Whereas, however, on the one hand, C D’s claim was, in particular, for the termination of the contract “due to the non-performance by (Company X D) of all its contractual obligations” (brief filed by C D before the arbitrators, page 6, 3rd paragraph), and that, for its part, ALMIA D reported before the arbitrators the numerous breaches by C D of its contractual obligations and claimed damages for “commercial prejudice”;

Whereas thus, in the state of these claims forming the object of the dispute, it is in the execution of their mission as amiable composers that the arbitrators have analysed the respective obligations of the parties and their execution in order to pronounce the termination of the contract, taking into account all the economic data of the dispute, without introducing into the debate elements which the parties would not have been able to discuss contradictorily;

Therefore it results that the ground of appeal is unfounded;

Third ground of appeal: Article 1502-5 [now Article 1520-5 of the Code of civil procedure].
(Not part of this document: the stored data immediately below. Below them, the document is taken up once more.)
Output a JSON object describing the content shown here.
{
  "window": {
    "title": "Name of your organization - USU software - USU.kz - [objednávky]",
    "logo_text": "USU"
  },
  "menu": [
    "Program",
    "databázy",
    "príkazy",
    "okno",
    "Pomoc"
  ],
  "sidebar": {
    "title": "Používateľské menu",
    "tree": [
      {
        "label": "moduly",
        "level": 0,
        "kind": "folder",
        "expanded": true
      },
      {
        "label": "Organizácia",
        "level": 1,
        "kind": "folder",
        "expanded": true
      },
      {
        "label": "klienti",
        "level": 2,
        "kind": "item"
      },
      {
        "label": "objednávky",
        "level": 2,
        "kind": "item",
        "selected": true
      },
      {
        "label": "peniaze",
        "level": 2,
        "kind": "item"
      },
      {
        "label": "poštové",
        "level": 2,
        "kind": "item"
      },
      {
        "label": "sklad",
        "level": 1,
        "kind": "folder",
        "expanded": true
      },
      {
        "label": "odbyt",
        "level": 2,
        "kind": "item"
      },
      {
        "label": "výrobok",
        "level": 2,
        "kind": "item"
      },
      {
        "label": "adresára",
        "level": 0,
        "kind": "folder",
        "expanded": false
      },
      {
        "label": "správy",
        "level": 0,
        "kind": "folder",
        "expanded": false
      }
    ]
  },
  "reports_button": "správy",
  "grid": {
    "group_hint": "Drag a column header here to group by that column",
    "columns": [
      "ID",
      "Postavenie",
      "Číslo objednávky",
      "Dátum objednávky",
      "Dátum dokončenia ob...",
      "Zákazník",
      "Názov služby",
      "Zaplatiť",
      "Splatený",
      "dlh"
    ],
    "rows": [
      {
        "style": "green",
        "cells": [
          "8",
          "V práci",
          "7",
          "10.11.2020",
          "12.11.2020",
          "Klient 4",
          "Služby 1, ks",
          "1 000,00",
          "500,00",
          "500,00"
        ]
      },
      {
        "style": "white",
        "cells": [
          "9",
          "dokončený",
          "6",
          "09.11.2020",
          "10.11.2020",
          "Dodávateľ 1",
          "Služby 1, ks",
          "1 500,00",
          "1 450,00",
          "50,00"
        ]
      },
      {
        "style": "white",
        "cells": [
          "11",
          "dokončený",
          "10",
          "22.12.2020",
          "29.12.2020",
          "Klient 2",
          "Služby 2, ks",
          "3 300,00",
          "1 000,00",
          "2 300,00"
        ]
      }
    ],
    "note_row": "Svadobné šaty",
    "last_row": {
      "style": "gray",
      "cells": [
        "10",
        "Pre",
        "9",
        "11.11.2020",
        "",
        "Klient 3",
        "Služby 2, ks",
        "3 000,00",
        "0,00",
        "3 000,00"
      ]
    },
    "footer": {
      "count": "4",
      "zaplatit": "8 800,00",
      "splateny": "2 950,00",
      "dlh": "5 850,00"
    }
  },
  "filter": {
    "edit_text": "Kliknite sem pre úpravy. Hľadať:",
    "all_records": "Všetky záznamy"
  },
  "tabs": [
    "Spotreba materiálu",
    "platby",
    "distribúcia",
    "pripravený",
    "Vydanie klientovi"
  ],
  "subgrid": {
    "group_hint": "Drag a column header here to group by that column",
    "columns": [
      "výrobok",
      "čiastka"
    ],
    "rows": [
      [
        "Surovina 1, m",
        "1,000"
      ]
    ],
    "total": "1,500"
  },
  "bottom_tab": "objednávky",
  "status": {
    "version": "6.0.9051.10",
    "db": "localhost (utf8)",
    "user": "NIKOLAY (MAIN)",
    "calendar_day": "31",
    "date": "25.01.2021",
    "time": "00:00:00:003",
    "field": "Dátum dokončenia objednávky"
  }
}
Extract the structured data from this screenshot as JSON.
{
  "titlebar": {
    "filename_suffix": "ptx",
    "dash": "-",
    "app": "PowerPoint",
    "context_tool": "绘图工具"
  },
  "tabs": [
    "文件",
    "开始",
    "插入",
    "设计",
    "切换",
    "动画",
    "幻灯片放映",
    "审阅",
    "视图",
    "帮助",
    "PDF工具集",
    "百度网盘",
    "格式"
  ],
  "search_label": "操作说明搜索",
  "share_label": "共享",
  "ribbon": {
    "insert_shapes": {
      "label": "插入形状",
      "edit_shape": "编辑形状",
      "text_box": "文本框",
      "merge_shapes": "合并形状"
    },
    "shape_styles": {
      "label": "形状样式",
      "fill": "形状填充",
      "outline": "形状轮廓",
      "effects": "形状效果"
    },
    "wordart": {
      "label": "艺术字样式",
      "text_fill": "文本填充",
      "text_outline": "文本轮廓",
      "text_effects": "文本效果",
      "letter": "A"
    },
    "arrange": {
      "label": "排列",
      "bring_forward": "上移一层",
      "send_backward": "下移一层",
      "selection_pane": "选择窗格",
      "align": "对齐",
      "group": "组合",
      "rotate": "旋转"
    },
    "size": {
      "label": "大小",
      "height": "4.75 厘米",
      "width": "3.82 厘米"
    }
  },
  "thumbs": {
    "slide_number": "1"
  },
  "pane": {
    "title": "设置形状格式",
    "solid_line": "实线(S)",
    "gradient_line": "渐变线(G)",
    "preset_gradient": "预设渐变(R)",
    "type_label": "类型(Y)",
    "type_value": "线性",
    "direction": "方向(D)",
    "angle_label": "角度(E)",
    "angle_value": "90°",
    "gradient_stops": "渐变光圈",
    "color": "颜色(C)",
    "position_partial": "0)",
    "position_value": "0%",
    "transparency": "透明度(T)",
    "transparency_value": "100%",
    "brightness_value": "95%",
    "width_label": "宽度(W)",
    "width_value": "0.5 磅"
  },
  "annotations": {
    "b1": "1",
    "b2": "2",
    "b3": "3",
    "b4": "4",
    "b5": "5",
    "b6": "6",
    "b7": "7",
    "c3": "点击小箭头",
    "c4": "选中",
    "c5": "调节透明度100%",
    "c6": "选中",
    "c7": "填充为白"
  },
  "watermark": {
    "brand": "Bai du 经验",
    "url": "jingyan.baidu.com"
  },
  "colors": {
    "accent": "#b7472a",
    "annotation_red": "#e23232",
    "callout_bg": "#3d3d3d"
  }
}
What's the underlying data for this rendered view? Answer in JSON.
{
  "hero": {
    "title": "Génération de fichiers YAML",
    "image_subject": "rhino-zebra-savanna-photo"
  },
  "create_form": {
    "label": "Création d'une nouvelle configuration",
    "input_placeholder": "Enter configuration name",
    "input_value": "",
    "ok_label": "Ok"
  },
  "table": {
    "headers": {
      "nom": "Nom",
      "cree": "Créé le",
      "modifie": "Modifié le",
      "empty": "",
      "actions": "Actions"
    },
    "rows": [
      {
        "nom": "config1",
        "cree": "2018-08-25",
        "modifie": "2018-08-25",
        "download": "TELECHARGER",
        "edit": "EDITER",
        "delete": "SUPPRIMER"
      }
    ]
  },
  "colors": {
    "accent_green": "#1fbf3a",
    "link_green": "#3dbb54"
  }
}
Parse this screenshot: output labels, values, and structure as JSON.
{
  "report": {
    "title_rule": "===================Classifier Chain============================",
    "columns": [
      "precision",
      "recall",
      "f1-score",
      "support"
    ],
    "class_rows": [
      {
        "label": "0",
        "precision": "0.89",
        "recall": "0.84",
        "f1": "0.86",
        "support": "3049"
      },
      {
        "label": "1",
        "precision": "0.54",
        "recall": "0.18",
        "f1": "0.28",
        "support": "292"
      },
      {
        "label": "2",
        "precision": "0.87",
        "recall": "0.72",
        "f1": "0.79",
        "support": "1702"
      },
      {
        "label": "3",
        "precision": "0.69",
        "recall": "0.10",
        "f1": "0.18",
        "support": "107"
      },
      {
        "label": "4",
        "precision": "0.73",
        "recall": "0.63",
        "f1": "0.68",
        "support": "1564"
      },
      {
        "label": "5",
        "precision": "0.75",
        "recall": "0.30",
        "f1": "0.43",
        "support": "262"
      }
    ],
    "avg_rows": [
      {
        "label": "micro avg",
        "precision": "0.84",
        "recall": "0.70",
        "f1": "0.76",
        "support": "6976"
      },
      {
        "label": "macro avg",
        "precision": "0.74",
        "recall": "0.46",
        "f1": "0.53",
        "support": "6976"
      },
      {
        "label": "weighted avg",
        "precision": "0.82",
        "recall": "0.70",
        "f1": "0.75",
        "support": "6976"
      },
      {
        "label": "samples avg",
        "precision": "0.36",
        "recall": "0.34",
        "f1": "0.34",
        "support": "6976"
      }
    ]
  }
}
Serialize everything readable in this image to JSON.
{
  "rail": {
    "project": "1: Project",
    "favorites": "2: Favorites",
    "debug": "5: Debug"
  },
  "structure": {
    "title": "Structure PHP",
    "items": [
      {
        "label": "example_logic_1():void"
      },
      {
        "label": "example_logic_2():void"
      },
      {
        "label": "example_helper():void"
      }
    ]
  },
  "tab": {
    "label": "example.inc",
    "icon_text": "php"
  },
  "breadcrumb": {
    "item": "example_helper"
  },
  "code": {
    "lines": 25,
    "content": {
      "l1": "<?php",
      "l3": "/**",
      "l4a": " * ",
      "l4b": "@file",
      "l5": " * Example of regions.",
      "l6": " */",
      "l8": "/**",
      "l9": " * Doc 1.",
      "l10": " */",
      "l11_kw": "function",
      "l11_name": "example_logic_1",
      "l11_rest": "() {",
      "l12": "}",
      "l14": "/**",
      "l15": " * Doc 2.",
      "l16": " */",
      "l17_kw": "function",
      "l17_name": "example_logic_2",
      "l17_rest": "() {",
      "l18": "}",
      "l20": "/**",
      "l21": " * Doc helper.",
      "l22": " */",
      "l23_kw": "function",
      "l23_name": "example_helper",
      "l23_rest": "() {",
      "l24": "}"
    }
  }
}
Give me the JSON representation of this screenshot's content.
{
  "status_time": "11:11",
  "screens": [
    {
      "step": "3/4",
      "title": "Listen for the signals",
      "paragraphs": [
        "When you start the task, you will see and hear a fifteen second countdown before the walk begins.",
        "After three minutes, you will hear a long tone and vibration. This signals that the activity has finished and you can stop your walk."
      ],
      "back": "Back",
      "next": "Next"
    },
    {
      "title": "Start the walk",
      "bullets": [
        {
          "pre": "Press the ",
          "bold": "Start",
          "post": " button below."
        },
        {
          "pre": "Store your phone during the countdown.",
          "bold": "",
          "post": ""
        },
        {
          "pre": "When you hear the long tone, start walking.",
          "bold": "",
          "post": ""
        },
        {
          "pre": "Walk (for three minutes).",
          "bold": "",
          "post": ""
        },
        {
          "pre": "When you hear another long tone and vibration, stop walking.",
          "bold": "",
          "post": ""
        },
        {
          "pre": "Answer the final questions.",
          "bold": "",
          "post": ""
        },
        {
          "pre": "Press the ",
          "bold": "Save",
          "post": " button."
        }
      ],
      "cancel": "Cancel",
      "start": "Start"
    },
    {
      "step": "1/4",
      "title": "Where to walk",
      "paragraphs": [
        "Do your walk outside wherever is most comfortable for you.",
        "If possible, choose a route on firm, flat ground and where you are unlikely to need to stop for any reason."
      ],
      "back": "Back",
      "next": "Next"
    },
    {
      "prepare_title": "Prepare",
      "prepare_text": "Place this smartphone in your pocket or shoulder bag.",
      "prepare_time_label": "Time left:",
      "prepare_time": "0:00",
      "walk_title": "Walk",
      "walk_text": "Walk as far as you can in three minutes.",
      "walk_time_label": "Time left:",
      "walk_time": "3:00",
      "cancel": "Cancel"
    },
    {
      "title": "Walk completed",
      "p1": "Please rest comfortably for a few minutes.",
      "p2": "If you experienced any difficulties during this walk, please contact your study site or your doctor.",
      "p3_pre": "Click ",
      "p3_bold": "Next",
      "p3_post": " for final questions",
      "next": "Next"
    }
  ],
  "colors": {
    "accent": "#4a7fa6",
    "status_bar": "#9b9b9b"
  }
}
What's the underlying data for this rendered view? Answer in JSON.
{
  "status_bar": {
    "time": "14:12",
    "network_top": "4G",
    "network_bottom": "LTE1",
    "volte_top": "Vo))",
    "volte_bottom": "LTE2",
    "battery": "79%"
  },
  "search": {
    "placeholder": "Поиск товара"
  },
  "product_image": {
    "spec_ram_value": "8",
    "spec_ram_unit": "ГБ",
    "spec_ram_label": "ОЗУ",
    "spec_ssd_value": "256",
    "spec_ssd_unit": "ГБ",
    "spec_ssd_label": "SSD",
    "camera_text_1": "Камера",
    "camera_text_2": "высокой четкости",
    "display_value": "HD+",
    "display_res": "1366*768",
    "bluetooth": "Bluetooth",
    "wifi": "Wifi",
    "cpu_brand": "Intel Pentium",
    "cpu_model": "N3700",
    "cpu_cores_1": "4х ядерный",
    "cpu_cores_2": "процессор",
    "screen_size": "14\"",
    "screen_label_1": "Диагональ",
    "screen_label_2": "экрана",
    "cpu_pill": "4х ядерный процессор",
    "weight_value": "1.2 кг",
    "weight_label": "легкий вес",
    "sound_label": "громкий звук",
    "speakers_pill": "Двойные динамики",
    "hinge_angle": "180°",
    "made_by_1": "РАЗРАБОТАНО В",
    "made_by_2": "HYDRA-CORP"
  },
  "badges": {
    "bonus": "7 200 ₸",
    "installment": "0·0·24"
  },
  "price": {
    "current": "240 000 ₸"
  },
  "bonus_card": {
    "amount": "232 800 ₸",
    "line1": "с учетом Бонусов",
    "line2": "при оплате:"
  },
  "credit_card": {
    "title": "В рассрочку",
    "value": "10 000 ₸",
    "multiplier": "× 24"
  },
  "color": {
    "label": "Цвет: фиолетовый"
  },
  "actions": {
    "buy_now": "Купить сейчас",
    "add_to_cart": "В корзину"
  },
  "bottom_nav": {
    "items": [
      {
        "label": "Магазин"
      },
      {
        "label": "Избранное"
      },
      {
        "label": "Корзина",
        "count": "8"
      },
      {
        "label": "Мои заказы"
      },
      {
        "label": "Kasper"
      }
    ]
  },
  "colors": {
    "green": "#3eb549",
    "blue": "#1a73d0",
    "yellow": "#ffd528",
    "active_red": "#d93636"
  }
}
The award is still criticised for having ruled on a question of public policy and therefore falling within the sole competence of the State courts, so that its recognition or enforcement would be contrary to international public policy.

Whereas the arbitral tribunal ruled on the main grievance opposed by C D to X D, which arose from the fact that the latter company had falsely declared that it was the holder of a C.N.C. licence to practice, in violation of a regulation qualified as a matter of public order;

Whereas, however, the arbitrability of a dispute with regard to public policy should not be understood to mean that the arbitrators are prohibited from applying mandatory provisions, but only from ruling on a matter falling by its nature within the exclusive competence of the State court, or from establishing by their decision a violation of public policy - which is not the case here;

Whereas, moreover, in the case of international arbitration, the award may only be declared null and void if the recognition or enforcement of the award is contrary to international public policy, and whereas the contested award in no way offends against the French concept of international public policy in that it merely retains the contractual fault of Company X D in its relations with Company C D;

Whereas the ground of appeal must therefore, like the previous ones, be set aside and the appeal dismissed;

FOR THESE REASONS

Declares the action for annulment admissible;

Dismisses it;

It is not necessary to apply article 700 of the New Code of Civil Procedure in this case;

Places the costs at the charge of the Company X D, and admits Attorney VARIN, solicitor, with the benefit of article 699 of the New Code of Civil Procedure.